Me apasiona la naturaleza humana y su complejidad desde siempre, y eso probablemente juega a mi favor a la hora de posicionarme entorno a este tema, pero si, lo cierto es que he leído y escuchado muchos podcast sobre antropología, culturas, crímenes, mitos, leyendas… Me gusta entender o tratar de racionalizar porqué las personas se comportan de una manera u otra, qué sienten y que les motiva para hacer ciertas cosas. ¿Qué tiene que ver con el generalismo?. Absolutamente todo.

Es tan sencillo juzgar desde fuera un hecho y caer en sesgos de confirmación, que a veces posicionarte en contra de la opinión popular puede convertirse en un estigma  social. Un generalista es una persona empática que debe ser capaz de entender (Y predecir) porqué alguien se comporta de cierta forma, debido a su contexto, educación, situación social, vital o económica.

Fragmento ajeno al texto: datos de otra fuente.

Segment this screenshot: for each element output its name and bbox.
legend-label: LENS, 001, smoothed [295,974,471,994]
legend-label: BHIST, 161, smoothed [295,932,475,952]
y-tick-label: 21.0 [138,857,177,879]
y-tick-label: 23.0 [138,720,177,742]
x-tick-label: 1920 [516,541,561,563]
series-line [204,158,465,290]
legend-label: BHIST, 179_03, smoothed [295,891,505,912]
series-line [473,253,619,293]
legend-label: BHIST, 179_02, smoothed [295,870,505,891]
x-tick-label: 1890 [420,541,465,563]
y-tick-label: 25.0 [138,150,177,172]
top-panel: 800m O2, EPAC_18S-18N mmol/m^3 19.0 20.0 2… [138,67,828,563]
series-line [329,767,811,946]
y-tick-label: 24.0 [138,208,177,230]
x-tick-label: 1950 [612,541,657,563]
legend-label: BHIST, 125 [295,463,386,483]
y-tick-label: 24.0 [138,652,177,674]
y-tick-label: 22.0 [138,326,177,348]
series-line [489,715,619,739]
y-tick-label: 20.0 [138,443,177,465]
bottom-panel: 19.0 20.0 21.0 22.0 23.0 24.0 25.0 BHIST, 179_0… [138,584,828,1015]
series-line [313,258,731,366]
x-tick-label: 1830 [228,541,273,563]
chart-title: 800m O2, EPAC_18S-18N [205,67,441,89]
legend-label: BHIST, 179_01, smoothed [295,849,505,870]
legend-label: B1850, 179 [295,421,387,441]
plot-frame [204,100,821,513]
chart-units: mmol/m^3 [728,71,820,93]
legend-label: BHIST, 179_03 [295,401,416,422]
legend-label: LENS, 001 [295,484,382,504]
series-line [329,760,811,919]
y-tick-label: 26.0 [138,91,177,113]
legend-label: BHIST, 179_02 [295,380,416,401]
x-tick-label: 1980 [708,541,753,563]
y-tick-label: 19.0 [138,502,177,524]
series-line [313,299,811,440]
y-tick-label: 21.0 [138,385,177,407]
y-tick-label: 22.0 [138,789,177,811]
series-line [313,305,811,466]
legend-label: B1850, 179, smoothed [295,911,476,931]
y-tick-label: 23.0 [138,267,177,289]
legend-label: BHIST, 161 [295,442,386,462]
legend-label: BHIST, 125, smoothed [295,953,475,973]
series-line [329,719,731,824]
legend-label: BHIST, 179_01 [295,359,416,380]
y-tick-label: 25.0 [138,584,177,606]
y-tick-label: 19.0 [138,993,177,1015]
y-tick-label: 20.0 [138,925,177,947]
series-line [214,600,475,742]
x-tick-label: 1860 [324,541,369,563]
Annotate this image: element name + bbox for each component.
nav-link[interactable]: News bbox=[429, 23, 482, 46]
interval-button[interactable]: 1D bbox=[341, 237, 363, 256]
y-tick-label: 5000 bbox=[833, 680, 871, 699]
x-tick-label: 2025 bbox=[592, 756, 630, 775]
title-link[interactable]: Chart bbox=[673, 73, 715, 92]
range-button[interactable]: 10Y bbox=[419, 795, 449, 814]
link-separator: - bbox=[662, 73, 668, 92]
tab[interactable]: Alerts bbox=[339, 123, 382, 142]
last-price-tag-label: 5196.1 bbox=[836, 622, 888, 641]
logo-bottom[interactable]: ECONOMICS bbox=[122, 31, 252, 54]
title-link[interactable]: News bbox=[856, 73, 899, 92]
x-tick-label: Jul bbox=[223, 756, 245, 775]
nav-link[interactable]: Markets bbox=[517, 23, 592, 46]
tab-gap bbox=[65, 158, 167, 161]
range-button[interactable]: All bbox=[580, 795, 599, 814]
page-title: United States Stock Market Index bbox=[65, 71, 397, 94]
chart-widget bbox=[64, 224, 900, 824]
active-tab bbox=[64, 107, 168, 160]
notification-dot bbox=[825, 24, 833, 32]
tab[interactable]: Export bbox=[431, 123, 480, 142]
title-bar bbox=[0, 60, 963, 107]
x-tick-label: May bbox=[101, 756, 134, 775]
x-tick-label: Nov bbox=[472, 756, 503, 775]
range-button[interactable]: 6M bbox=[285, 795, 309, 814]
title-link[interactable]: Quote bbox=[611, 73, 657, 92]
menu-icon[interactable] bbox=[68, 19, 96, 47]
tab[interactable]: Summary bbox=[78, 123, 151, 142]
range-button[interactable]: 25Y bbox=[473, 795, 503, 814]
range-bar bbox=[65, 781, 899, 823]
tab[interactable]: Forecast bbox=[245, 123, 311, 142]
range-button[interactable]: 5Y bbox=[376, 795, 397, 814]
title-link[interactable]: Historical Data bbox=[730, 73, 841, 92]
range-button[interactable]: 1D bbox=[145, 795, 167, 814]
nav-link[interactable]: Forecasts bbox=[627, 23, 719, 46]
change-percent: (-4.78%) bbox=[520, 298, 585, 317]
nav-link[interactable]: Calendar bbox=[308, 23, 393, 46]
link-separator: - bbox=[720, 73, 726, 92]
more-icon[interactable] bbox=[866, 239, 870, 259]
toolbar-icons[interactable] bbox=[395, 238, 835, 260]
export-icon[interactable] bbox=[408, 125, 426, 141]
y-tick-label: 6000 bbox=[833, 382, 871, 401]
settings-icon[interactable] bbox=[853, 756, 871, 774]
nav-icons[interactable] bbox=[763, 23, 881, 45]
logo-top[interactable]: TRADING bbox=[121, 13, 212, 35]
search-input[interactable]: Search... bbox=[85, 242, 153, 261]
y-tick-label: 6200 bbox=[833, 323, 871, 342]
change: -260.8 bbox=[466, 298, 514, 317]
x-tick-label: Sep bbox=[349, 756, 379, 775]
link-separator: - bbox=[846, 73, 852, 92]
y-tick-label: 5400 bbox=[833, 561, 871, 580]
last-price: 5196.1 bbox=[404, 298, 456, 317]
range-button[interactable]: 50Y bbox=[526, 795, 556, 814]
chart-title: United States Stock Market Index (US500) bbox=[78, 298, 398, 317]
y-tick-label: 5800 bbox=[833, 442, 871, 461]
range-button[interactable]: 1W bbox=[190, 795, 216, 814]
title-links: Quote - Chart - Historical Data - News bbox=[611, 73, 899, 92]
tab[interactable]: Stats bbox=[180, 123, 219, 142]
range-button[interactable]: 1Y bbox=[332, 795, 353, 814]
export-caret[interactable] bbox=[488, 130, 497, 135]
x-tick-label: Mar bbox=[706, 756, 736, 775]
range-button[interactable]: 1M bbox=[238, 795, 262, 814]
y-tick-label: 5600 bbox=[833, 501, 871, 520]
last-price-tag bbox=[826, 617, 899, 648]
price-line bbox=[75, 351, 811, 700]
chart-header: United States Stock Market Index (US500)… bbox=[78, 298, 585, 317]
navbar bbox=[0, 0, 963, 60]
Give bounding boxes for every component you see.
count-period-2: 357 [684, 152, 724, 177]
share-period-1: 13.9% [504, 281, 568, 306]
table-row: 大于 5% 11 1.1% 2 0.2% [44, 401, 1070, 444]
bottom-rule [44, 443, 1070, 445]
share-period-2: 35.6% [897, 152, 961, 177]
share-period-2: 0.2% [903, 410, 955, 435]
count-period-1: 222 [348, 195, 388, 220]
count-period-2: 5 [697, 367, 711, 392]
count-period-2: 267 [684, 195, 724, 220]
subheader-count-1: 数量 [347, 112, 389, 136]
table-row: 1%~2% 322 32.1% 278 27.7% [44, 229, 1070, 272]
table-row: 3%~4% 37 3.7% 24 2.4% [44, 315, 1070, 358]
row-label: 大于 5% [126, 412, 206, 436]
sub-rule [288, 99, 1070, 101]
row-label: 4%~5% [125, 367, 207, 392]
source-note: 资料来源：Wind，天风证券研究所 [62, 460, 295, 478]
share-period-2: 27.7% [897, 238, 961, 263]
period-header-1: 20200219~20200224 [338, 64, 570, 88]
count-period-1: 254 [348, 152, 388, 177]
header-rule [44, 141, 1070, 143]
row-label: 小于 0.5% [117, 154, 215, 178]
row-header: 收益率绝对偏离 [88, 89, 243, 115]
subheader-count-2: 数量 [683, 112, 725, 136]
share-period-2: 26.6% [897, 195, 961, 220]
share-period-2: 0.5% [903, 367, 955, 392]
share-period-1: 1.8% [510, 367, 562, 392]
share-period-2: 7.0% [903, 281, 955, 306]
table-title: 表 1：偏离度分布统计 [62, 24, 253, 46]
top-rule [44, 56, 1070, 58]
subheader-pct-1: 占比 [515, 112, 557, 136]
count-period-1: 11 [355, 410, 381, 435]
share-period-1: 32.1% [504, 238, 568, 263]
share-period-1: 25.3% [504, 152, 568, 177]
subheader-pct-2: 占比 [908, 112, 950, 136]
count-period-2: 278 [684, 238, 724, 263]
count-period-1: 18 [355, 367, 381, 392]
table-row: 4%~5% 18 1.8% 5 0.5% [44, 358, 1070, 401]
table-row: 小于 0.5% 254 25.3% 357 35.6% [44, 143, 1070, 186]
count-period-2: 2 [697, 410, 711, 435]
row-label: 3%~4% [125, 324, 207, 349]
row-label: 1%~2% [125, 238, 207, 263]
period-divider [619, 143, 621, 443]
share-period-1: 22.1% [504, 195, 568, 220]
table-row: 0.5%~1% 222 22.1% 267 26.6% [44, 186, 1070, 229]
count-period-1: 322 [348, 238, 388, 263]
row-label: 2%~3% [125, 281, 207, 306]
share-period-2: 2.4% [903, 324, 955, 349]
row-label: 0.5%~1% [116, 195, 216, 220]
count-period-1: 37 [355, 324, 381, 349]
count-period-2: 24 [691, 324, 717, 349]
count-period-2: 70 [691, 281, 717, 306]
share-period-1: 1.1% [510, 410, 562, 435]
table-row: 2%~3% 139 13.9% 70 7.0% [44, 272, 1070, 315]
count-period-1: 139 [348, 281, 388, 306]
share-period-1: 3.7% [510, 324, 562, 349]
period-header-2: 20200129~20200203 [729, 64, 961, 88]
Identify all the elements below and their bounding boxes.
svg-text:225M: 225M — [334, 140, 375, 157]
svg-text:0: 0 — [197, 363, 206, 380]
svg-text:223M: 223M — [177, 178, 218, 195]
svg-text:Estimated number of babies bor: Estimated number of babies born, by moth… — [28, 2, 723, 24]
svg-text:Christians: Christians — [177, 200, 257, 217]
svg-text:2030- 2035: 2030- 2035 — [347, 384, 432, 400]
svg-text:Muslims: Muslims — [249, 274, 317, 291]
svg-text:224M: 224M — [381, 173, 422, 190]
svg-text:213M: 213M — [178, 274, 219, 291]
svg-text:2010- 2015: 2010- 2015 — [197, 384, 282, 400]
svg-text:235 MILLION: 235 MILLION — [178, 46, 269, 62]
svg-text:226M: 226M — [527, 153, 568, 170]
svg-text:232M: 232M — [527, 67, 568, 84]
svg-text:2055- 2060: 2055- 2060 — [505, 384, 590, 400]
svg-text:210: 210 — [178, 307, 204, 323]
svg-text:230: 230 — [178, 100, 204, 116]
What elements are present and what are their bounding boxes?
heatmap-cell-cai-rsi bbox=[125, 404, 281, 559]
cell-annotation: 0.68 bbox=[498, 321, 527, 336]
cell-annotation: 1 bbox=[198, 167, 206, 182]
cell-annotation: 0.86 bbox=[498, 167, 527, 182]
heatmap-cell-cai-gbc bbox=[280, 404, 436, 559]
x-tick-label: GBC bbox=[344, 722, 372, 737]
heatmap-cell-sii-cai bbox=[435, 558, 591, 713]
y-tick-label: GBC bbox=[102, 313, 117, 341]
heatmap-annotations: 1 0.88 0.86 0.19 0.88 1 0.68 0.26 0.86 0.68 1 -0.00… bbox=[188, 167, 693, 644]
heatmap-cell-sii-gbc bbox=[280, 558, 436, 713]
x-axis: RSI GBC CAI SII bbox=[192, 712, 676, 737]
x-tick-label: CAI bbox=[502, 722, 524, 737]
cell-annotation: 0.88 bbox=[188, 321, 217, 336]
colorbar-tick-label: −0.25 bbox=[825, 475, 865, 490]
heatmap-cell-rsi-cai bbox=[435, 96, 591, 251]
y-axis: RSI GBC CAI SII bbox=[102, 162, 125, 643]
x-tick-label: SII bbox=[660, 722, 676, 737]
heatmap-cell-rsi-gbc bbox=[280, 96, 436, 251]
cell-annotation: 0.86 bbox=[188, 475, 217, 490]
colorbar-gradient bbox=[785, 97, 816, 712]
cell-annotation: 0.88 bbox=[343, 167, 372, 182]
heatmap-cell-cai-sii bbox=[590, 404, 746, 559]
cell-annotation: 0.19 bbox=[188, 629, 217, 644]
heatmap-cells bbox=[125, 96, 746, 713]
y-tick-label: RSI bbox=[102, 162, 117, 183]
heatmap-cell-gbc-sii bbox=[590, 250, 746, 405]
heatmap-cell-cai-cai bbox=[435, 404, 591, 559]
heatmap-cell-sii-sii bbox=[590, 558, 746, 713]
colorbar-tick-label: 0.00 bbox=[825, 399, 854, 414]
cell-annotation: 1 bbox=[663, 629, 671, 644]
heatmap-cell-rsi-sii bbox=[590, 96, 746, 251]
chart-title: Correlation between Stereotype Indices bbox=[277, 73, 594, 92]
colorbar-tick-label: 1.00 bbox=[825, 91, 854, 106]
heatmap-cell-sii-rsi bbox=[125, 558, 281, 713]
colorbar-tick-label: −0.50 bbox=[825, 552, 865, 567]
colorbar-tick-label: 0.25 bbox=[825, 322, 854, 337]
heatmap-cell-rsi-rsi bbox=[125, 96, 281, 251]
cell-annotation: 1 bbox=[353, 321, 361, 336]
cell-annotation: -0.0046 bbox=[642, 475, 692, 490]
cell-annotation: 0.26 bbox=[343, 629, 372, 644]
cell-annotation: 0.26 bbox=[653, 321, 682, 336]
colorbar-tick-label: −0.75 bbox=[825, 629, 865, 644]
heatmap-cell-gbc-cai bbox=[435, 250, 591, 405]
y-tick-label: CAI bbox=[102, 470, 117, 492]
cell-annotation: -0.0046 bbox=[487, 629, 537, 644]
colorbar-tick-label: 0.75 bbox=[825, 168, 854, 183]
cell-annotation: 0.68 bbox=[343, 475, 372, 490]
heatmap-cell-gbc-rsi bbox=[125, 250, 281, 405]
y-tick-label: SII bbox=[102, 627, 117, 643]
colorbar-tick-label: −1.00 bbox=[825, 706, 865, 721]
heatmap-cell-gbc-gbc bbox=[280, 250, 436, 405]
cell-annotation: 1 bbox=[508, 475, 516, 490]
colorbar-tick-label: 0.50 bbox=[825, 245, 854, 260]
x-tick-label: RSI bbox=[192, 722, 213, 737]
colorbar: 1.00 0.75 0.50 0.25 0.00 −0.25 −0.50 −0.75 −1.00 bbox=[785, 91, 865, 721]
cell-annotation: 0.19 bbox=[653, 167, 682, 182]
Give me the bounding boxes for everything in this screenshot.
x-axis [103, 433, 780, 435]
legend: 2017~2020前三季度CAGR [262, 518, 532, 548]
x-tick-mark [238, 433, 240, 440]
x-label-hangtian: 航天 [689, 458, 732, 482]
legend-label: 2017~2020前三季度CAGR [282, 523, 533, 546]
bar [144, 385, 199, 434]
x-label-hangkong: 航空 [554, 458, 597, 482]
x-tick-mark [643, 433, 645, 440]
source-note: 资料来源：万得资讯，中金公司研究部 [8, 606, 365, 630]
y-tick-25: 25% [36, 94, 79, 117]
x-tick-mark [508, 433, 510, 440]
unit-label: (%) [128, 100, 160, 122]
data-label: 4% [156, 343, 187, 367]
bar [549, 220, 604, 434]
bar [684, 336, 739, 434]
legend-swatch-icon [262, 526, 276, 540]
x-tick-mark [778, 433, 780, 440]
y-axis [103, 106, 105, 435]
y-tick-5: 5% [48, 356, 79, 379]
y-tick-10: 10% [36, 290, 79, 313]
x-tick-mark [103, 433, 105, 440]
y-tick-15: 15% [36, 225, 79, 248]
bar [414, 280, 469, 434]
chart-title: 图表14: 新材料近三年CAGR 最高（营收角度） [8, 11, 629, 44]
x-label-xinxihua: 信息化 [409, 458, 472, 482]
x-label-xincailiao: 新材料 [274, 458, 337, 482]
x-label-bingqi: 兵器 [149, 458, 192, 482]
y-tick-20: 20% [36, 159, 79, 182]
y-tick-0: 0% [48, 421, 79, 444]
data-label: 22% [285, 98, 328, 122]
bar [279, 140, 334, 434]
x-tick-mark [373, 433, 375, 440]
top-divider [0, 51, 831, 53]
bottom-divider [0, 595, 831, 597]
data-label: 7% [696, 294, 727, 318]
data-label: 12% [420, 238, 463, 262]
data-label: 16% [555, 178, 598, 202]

Cómo diseñador vas a estar en procesos de investigación y diseño de soluciones, para personas y clientes con los que no te tiene porqué unir ni una ética ni una misma visión de la realidad. Por ejemplo, si estuvieses diseñando para una casa de apuestas, durante el proceso de descubrimiento debes convertirte en ludópata. Y desde esa ludopatía, podrás tomar decisiones que ayuden a las personas y al cliente. Un buen diseñador no teme a otras realidades, las escucha, es un periodista de guerra, un policía infiltrado un explorador de ciudades perdidas en el amazonas.

Todas esas realidades que has ido absorbiendo durante tu vida, te van a hacer mejor profesional y lo más importante te van a permitir ver a futuro. Abrir tu mente siempre conlleva ganar visión.